Covid-19 passes are in step with a pandemic management plan that has been obsessed with policing, fines and coercion, rather than support and assistance”

Many marginalised communities have less trust in government public health measures, due to historic inequality and discrimination. People from economically deprived areas and people of colour are less likely to have been vaccinated, or to have proof of their vaccination status. The passport plan is a blunt instrument that will further marginalise communities that have historically been unaccounted for or actively harmed by public health interventions.

Covid-19 passes are in step with a pandemic management plan that has been obsessed with policing, fines and coercion, rather than support and assistance. In spite of warnings and demands from grassroots organisers and community groups, the government failed to suspend the hostile environment during the pandemic, rendering migrants vulnerable to the virus and destitution. Boris Johnson and co. also failed to ensure proper statutory sick pay for all workers, provide people with proper support to self-isolate, or release people from detention and prisons. Instead, the Tories have focused on expanding criminal punishment – including issuing fines which disproportionately affected people of colour – and clamping down on the right to protest. 

Indeed, at the same time as announcing the arrival of ‘freedom day’ in July, the government abdicated all responsibility for supporting clinically extremely vulnerable people and is currently planning to remove the £20 Universal Credit uplift (which has yet to be extended to legacy benefits), despite dissent even within Tory ranks. After more than 130,000 deaths (and counting), the Government appears committed to a return to ‘normal’, one based on exclusion and inequality, with deadly results. 
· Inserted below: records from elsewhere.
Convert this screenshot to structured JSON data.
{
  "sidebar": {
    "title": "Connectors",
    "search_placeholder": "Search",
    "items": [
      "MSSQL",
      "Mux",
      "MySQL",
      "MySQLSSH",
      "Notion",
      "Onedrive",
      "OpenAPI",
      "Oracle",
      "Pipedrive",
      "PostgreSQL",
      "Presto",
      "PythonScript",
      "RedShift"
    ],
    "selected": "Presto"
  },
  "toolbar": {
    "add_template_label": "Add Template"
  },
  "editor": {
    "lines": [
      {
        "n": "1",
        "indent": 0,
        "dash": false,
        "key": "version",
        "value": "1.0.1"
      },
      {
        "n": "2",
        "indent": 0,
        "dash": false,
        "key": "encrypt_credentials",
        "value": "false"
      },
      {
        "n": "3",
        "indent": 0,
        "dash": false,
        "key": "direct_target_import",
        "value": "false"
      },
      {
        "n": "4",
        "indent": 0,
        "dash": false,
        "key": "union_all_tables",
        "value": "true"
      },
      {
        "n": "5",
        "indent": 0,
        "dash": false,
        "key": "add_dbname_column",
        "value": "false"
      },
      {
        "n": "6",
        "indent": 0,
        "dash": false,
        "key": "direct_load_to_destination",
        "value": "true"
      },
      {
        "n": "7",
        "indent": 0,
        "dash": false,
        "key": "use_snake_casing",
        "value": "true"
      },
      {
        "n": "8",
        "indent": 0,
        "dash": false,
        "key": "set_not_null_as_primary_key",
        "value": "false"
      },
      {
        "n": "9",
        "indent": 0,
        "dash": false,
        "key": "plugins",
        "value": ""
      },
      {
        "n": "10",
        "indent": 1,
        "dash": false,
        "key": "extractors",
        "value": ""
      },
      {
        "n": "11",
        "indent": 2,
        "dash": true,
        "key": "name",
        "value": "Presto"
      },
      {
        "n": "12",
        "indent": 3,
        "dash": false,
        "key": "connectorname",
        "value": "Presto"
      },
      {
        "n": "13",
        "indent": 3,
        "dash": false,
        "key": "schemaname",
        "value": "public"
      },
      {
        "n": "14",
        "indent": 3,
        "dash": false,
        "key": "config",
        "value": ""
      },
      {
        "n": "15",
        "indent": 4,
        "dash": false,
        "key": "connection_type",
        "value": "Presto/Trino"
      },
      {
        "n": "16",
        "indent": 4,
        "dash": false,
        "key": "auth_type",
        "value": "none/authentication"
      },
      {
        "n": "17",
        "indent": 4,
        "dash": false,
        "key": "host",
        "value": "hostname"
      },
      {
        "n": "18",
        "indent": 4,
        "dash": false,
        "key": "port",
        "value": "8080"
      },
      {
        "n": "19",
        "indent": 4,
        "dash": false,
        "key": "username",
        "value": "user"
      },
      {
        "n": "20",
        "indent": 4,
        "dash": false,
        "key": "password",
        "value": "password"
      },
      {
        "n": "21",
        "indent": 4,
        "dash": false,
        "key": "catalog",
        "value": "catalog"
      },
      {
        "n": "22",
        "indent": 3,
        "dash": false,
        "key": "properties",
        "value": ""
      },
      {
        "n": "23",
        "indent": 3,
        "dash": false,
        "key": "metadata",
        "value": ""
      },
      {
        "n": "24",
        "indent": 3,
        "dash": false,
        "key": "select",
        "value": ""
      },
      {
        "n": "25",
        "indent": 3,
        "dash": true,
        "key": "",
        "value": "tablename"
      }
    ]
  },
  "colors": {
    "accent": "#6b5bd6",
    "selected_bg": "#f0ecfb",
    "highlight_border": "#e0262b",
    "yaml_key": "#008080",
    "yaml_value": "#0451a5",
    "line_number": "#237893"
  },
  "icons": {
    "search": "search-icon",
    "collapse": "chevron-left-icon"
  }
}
The truth is that it is exactly in times of crisis that the most authoritarian measures get introduced into society. And they tend to stick around.

Marginalised communities know this all too well. In the past, queer people’s health status has been treated with suspicion and hostility. As a community, we should know better than anyone that measures supposedly designed to protect the majority, can harm and exclude the minority.
As queer clubs start to re-open, it has to be with all of our community in mind. We can encourage and support vaccination and testing, and fight for greater support for the most marginalised, without building walls around our queer spaces. Let’s dance again together, for a future that reimagines what safety looks like for us all.

Emmanuelle Andrews is a member of the Queers Against Covid Passes campaign.